They say that every billionaire CEO dreams of their perfect, fairy-tale wedding. From an early age, infantile entrepreneurs born with a gleam in their eye and a knack for concocting brilliant business schemes wish for two things in life; that they accrue as much wealth as possible, and that one day, if possible, they can share that wealth with a significant other. When Jeff Bezos was born in the city that never sleeps, Albuquerque, New Mexico, he too fantasized about falling in love. “Maybe her name will be Alexa, no…that seems weird, but I’ll keep that one for safekeeping.”In 1992, a period heralded as the golden age of romance, Bezos met MacKenzie Tuttle, and within a year, they were married. Some say that Tuttle’s love for Bezos gave him the drive to found Amazon (AMZN) two years into their matrimony, while others praise his business acumen. Howbeit, as many single-and-ready-to-mingles will tell you, not all marriages can withstand the test of time.
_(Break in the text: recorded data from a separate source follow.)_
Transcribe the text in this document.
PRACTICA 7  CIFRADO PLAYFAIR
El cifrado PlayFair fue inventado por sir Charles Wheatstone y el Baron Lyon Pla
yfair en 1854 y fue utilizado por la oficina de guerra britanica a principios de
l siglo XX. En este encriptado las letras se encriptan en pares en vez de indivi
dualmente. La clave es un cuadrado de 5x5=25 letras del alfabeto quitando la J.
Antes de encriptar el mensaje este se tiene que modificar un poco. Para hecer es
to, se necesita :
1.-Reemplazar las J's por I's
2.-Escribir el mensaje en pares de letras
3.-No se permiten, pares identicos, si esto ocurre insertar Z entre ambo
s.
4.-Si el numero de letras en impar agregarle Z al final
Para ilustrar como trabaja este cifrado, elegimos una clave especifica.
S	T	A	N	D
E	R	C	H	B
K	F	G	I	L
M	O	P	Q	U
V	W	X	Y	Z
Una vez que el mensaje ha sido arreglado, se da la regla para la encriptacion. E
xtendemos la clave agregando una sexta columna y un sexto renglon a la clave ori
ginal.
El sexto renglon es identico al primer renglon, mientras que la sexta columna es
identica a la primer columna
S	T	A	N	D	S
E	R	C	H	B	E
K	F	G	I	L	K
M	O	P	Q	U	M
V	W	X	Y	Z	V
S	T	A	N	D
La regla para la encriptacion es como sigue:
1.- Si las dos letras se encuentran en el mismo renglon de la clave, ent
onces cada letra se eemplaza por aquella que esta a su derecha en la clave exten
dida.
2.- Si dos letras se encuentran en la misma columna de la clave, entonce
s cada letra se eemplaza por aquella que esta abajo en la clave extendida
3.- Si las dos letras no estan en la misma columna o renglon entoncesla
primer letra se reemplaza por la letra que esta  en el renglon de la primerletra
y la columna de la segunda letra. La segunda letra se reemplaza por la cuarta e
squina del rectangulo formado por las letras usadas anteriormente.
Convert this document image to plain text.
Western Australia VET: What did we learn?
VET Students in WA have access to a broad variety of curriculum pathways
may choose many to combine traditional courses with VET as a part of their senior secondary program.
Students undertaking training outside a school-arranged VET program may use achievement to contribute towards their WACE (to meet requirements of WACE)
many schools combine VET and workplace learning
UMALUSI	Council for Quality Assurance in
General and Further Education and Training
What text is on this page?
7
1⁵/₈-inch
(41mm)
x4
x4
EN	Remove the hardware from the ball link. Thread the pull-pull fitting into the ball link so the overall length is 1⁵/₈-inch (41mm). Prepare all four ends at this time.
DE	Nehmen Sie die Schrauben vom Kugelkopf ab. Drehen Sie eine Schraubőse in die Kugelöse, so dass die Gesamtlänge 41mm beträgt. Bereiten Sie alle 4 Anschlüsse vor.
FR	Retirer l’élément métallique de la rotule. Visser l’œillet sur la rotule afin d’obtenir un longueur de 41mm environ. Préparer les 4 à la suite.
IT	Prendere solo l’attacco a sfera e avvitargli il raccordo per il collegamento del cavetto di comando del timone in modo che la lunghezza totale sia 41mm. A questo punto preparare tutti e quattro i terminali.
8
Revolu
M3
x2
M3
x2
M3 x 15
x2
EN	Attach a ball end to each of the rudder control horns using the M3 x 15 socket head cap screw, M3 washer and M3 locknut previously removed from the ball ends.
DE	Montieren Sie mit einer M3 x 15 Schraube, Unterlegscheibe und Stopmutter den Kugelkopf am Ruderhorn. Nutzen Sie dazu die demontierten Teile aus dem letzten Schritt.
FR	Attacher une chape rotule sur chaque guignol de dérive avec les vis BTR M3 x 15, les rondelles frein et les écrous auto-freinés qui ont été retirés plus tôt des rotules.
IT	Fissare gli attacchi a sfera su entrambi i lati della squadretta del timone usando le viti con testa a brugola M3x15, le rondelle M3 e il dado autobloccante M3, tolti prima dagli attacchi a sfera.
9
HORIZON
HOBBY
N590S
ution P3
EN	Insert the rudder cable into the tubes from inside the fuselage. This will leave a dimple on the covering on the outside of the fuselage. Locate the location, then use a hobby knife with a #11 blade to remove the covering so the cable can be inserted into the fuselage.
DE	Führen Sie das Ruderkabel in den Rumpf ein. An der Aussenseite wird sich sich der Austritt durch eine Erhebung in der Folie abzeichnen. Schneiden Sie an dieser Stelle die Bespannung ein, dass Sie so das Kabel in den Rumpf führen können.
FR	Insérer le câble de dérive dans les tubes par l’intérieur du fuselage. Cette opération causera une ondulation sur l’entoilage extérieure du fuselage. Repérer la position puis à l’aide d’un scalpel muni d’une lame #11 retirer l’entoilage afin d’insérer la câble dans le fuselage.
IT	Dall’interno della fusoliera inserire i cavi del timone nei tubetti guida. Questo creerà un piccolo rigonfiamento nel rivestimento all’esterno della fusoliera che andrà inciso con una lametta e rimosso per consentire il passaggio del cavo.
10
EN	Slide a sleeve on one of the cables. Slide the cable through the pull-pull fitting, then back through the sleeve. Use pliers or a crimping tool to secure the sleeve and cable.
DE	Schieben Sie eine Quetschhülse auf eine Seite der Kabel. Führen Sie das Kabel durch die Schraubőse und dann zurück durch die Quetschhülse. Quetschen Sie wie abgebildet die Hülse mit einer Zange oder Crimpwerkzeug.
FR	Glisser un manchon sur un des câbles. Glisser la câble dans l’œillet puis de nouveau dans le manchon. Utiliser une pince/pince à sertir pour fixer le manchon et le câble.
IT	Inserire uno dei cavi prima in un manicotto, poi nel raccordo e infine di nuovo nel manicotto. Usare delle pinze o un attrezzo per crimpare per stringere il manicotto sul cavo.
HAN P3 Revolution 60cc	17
It is with great sadness that I report that Bezos today announced, via a tweet from his Twitter account, that he and his wife are divorcing. Bezos’ tweet, sent out earlier morning, said:
“We want to make people aware of development in our lives. As our family and close friends know, after a long period of loving exploration and trial separation, we have decided to divorce and continue our shared lives as friends. We feel incredibly lucky to have found each other and deeply grateful for every one of the years we have been married to each other. If we had known we would separate after 25 years, we would do it all again…”
–Jeff Bezos via Twitter
As painful as this divorce must be for Bezos and his soon to be ex-wife, consumers, shareholders, and this content writer are concerned about how the divorce may impact one of the world’s most valuable publicly traded companies. For those unaware of divorce law in Washington State, the home of Jeff Bezos, the region has community property divorce laws, which may drastically harm Bezos’ wealth, given that his ex-wife may be entitled to half his assets. Reports suggest that nearly $137 billion is at stake in the coming months of the divorce.
In a 2013 Stanford study, entitled “Separation Anxiety: The Impact of CEO Divorce on Shareholders,” researchers investigated how companies and their chief executives fare over the course of divorce proceedings, ultimately arriving at the conclusion that there are “three potential ways in which a CEO divorce might impact a corporation and its shareholders.” The first, and perhaps most likely, relates to loss of control or influence. A CEO with a significant ownership stake in a company, like Bezos who owns 16.3%, may be forced to sell or transfer these assets to meet the demands of a divorce settlement. If this were to take place, not only would Bezos lose the influence he possesses over Amazon (AMZN), but due to such a large sell of, the company’s share value could drop as a result. The report says that “shareholder reaction to the loss of control will; vary, depending on the view that investors have of CEO performance and governance quality.” The second potential outcome suggests that a virile can affect the productivity, concentration, and energy levels of the CEO. According to Wheatley, Vogt, and Murrell, “Thirty-seven percent of companies report that employee divorce negatively impacts firm productivity, sometimes leading to premature retirement in extreme cases. Presently, Amazon’s (AMZN) shares have remained largely uninjured, up 0.41% in late-afternoon trading on Wednesday, with shares at $1,663.64 per share. Analysts believe Amazon (AMZN) stock is safe, for now, because of how Bezos worded the divorce in his tweet, stressing that he and his wife would remain friends.